22. A microencapsulated delivery vehicle comprising a core composition surrounded by an encapsulation layer, the core composition comprising a matrix material and a cooling agent, the cooling agent, the cooling agent is surrounded by a hydrophobic wax material and wherein the microencapsulated delivery vehicle has a diameter of from about 5 microns to about 5000 microns.

23. The microencapsulated delivery vehicle as claimed in clause 22 characterized in that the hydrophobic wax material is selected from the group consisting of glyceryl tristearate, glyceryl distearate, canola wax, canola oil, hydrogenated cottonseed oil flakes, hydrogenated soybean oil flakes, castor beeswax, rapeseed wax, beeswax, carnauva wax, candelilla wax, microcera, polyethylene, polypropylene, epoxies, long chain alcohols, long chain esters, long chain fatty acids, hydrogenated plant and animal oils, microcrystalline waxes, metal stearates, metal fatty acids and combinations thereof.

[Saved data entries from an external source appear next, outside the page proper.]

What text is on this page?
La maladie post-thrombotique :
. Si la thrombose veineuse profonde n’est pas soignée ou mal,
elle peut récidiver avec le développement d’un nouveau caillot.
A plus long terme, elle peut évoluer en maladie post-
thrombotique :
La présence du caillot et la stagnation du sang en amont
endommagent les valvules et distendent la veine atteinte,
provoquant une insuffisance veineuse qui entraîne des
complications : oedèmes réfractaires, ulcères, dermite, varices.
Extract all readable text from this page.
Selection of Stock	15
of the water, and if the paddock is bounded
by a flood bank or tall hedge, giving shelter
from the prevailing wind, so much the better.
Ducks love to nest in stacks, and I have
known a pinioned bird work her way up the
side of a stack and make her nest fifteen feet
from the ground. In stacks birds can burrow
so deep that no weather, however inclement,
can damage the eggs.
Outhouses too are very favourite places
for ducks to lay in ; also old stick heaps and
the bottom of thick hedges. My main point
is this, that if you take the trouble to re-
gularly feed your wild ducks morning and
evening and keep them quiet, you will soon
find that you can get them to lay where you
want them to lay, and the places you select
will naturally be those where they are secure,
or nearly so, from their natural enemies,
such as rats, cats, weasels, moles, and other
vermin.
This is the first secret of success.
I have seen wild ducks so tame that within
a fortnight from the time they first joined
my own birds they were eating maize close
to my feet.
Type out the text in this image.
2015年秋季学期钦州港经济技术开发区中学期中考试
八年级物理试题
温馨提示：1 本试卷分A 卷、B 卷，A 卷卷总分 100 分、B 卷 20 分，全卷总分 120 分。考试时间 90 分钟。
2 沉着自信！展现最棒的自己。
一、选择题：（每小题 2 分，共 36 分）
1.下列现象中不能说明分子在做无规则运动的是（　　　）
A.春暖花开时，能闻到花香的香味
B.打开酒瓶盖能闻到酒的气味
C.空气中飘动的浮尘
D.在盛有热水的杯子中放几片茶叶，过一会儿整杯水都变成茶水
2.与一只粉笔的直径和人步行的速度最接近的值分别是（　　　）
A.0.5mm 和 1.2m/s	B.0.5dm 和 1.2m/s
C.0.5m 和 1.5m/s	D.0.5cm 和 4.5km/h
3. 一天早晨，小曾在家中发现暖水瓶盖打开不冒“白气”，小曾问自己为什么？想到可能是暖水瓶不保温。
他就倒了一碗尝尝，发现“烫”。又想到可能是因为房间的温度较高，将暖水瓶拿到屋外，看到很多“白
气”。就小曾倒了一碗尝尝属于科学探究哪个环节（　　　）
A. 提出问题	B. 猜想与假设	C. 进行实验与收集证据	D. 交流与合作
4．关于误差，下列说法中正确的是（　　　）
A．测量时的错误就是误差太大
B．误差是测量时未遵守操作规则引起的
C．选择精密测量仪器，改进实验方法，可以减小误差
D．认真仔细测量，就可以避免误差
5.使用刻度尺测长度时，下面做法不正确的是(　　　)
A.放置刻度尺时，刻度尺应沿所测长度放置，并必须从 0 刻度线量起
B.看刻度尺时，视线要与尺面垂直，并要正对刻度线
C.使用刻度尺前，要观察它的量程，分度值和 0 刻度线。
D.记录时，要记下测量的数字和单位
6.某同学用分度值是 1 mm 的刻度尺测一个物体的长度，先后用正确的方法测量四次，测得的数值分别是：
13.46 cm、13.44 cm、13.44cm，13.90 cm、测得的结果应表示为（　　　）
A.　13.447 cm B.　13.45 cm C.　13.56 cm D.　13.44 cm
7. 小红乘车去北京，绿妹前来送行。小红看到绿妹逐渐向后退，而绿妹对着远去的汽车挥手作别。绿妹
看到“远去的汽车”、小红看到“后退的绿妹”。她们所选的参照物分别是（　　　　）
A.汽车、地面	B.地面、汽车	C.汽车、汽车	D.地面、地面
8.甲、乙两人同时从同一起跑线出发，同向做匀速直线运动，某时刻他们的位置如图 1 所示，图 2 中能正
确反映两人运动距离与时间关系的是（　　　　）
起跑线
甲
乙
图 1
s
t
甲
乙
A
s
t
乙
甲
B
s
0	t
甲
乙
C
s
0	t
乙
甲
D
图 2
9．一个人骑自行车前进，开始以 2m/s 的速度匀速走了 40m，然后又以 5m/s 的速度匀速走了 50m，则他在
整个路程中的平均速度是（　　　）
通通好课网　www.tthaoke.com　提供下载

24. A product comprising a microencapsulated delivery vehicle, the microencapsulated delivery vehicle comprises an encapsulation layer surrounding a core composition, wherein the core composition comprises a matrix material and a cooling agent, and wherein the carrier Microencapsulated delivery has a diameter of from about 5 micrometers to about 5000 micrometers.

25. A product comprising a microencapsulated delivery vehicle, as claimed in clause 24, characterized in that the product is selected from the group consisting of cleaning cloth products, wraps, headbands, wrist bands, helmet pads , personal care products, cleansers, emulsions, oils, ointments, sage and balms.